When we are down with the seasonal flu, we may notice that our sense of taste and smell are gone.
Also with the new coronavirus, a sudden, profound loss of smell appears to be a key indicator of the virus, even when there are no other symptoms present.
Anosmia is a term we use to describe a total or partial loss of smell, which can be caused by a blocked nose or something more serious such as a head injury.
According to evidence compiled by leading rhinologists in the UK, anyone experiencing a sudden loss of smell may be a hidden, asymptomatic carrier of the Covid-19 virus. Because they don’t meet the vital criteria to be tested (two or more symptoms and a travel history), they are unlikely to get a definite positive and may spread the virus unknowingly.

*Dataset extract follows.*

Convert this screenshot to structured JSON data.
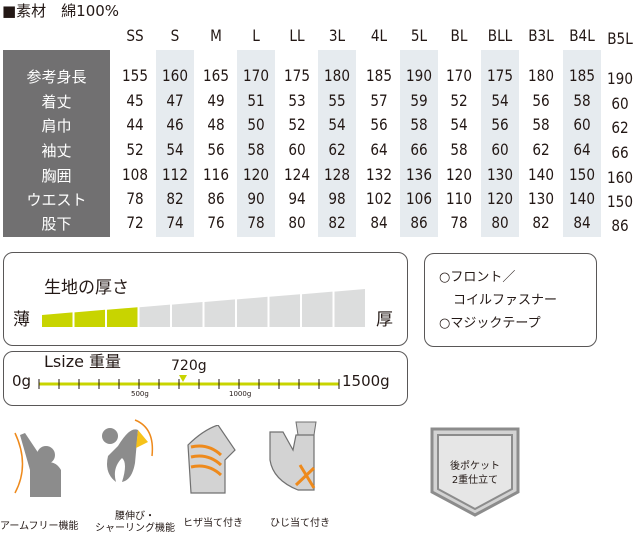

And more investigation is indicating that a profound loss of smell is indeed a key sign of the virus:
"In South Korea, where testing has been more widespread, 30% of patients testing positive have had anosmia as their major presenting symptom in otherwise mild cases," the president of the British Rhinological Society, Professor, Clare Hopkins, and the president of the British Association of Otorhinolaryngology, professor Nirmal Kumar, said in a joint statement.
One of the hidden signs
Recent research reported by Health24 has shown that mild or asymptomatic people who were unaware that they carried the Covid-19 virus contributed to most of the spread.
Because it’s virtually impossible to get tested without showing clear symptoms (coughing, shortness of breath, fever) and a recent travel history to or from a high-risk area, people wouldn't be able to know whether they are carrying the disease or not.
But now it has become clear that the loss of smell can be a clear indicator you may be carrying the virus, even if you are not sick.
Why the lost sense of smell?
Medical experts are still unsure how the sudden, profound loss of smell is linked to the Covid-19 virus. But while evidence is unclear, it’s significant enough for medical experts to call upon people to isolate themselves when they experience this symptom.
“We really want to raise awareness that this is a sign of infection and that anyone who develops loss of sense of smell should self-isolate,” Prof Claire Hopkins, president of the British Rhinological Society, wrote in an email to the New York Times. “It could contribute to slowing transmission and save lives.”
The World Health Organization and several authorities around the world are asking people to refrain from socialising and going out at this stage, as it is the mild, undocumented cases that could cause serious illness in other, more vulnerable members of society.
- Try to make use of online delivery services to get groceries and medicine delivered to your house if possible.
- When going out to shops, be sensible – sanitise your hands and refrain from touching your nose and face.
- Wash your hands and wipe down surfaces such as door and cupboard handles as soon as you come back home.
- Exercise in smaller groups of two or three while maintaining a distance of at least 2m from each other.
- Even if you don’t fit the criteria for testing, stay home and isolate yourself from other people if you suspect that you might have been in contact with someone carrying the virus.